I curdi con Assad e Putin
In un’intervista pubblicata il 27 dicembre dall’agenzia Reuters, il dirigente politico curdo-siriano Aldar Xelil, ha detto: «I nostri contatti con la Russia e il regime di Bashar al-Assad mirano a trovare chiari meccanismi per proteggere il confine nel nord. Vogliamo che la Russia svolga un ruolo importante nel raggiungimento della stabilità».
I curdi siriani rispondono così all’annuncio tweettato da Donald Trump sull’abbandono della Siria da parte dei militari Usa, da due anni alleati e sostenitori dei curdi nella lotta che ha quasi scalzato il Daesh dalla Siria: per evitare un’invasione della loro terra da parte dell’esercito turco, i curdi non potevano fare altro che chiedere un intervento dell’esercito governativo siriano e la protezione della Russia. Il presidente turco Erdogan, solo da poco alleato con Russia e Iran, andava sbandierando da anni la sua piccata ostilità verso i curdi, soprattutto verso quelli siriani.
Si è immediatamente verificato quanto l’ex capo del Pentagono, il generale dei marines James Mattis appena “licenziato” da Trump, aveva paventato tra le conseguenze di un “tradimento” Usa nei confronti dei curdi, e dopo il via libera di metà dicembre dato da Trump a Erdogan sull’occupazione militare del Rojava curdo. La reazione turca mostra un’indignazione di maniera: «Le milizie curde dell’Ypg, l’esercito curdo-siriano, non hanno alcuna autorità per invitare altri elementi nelle zone sotto il loro controllo nel nord-est della Siria», scrive in una nota il ministero della Difesa turco.

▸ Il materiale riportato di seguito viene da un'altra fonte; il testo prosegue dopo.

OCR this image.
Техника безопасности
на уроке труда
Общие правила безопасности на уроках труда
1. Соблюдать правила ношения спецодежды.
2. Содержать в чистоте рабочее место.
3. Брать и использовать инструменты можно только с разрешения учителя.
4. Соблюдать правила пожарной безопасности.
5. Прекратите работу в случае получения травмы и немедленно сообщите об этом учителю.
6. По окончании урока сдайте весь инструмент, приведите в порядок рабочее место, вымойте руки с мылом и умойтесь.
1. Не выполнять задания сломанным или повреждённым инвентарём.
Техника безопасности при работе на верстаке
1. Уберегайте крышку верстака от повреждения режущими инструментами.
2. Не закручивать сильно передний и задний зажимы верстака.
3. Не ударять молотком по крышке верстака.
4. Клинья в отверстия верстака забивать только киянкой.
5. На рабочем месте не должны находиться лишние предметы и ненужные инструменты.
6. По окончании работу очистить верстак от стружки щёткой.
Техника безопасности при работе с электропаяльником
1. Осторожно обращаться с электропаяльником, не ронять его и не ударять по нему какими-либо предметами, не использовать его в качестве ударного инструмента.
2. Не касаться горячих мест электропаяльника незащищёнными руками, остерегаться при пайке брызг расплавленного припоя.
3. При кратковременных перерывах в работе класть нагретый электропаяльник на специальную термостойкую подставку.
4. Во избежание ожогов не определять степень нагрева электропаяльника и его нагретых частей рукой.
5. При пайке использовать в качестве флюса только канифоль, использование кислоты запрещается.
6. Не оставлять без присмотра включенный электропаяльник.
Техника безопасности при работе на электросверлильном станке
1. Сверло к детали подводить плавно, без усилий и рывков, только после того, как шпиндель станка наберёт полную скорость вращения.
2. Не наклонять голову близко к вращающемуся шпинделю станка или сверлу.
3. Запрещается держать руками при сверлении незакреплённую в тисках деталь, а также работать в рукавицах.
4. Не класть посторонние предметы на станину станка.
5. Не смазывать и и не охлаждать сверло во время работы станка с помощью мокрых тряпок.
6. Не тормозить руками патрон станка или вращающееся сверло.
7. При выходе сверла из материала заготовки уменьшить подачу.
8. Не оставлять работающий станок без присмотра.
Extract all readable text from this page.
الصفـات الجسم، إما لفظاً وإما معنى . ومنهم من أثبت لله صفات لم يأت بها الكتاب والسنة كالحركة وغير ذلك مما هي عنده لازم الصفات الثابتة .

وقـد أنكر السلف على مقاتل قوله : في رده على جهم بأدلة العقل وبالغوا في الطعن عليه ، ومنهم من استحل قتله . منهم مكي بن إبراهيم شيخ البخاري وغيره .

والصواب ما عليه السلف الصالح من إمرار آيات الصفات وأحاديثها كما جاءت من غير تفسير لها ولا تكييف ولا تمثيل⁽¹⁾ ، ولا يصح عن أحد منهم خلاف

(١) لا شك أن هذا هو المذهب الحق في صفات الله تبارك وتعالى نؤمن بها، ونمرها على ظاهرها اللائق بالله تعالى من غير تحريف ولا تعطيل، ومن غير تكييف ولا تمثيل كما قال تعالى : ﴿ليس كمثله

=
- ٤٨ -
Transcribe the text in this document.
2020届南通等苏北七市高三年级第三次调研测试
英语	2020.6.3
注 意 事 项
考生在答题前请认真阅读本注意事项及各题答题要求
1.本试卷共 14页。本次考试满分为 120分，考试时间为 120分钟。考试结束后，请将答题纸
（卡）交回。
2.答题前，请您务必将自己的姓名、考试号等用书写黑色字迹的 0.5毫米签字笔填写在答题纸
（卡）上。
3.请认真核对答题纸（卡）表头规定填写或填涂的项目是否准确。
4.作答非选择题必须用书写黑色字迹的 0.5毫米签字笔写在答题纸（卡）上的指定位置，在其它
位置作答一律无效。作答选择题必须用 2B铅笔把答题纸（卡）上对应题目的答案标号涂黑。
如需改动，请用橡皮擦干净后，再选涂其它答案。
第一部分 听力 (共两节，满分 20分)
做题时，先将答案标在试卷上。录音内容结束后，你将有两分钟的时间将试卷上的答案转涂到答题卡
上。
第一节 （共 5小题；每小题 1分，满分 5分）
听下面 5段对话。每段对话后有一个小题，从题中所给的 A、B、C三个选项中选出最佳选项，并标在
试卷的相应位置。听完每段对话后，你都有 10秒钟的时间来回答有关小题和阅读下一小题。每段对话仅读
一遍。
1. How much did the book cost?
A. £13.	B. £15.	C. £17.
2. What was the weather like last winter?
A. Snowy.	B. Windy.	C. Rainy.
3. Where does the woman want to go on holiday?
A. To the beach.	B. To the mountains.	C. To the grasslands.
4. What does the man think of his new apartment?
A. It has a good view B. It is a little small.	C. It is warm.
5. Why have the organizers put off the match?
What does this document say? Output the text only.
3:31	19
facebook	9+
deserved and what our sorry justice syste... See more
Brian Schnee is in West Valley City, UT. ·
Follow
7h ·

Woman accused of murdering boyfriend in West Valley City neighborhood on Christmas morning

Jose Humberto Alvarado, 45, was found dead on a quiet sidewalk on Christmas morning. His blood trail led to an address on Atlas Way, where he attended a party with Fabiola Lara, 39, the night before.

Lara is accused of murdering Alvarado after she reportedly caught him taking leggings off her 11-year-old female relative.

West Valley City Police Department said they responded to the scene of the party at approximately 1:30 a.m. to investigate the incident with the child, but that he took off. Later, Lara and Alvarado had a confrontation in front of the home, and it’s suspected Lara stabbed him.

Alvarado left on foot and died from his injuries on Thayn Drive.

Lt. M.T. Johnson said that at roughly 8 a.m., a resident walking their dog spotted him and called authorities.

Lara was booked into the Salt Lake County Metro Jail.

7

Non si capisce perché dei siriani (anche se curdi) non avrebbero l’autorità di “invitare” l’esercito governativo siriano, in un territorio siriano a pieno titolo, per difenderlo da un’invasione esterna che ha lo scopo dichiarato di distruggere il loro Paese. Chi dovrebbe avere diritto a questa autorità? Il presidente statunitense o quello turco? Così l’esercito di Damasco è entrato nell’area di Manbij (Governatorato di Aleppo) su invito dell’Ypg, che si è ritirato nei territori curdi più ad est, e i russi hanno assicurato la loro protezione.
Le truppe governative siriane si erano ritirate dal territorio curdo nel 2012, 6 anni fa, in un momento difficile per i governativi. Le milizie Ypg e quelle Ypj delle donne curde erano diventate di fatto le forze armate del Rojava.
Da settembre 2014 l’Ypg-Ypj è stato coinvolto dagli Usa nella guerra al Daesh. L’assalto decisivo che ha fermato l’espansione dei jihadisti si è verificato a Kobane nel gennaio 2015, quando i curdi hanno bloccato l’accesso del Daesh al confine turco, iniziando poi a respingere i jihadisti fino a Raqqa (la capitale siriana del Daesh) e poi lungo l’Eufrate fino a Deir Ezzor e oltre.
Che Mosca sia interessata ad un’alleanza con i curdi abbandonati da Washington è abbastanza evidente. Il territorio curdo del Rojava, sostenuto dai russi, si presta molto bene come base militare in grado di tenere a bada le mire neo-ottomane di Erdogan e la sua smania di umiliare i curdi siriani, colpevoli di essere alleati del famigerato Pkk (il partito dei lavoratori del Kurdistan) che in Turchia è stato messo al bando e il suo fondatore Apo Ocalan, catturato nel 1999 e condannato a morte.
Con la conversione della pena in ergastolo in seguito alle pressioni europee, dal 2002 Ocalan è l’unico detenuto del carcere di Imrali, un’isoletta del Mar di Marmara, in Turchia.
Il Pyd (partito dell’unione democratica) che governa il Rojava potrebbe a questo punto diventare un alleato permanente della Russia in territorio siriano e di fatto svolgere una funzione molto simile a quella che il libanese Hezbollah (il partito di Dio) ha nei confronti dell’Iran. Così i turchi, alleati scomodi ma necessari alla Russia, invece di diventare i controllori della Siria rischiano di diventare i controllati dalla Siria.
Un vertice tra i governi turco e russo è in corso a Mosca per prendere atto della svolta negli equilibri del conflitto siriano. Per la Russia è evidente che il dispiegamento delle truppe siriane nell’area a nord-est di Aleppo aiuterà molto a stabilizzare una situazione da anni molto critica.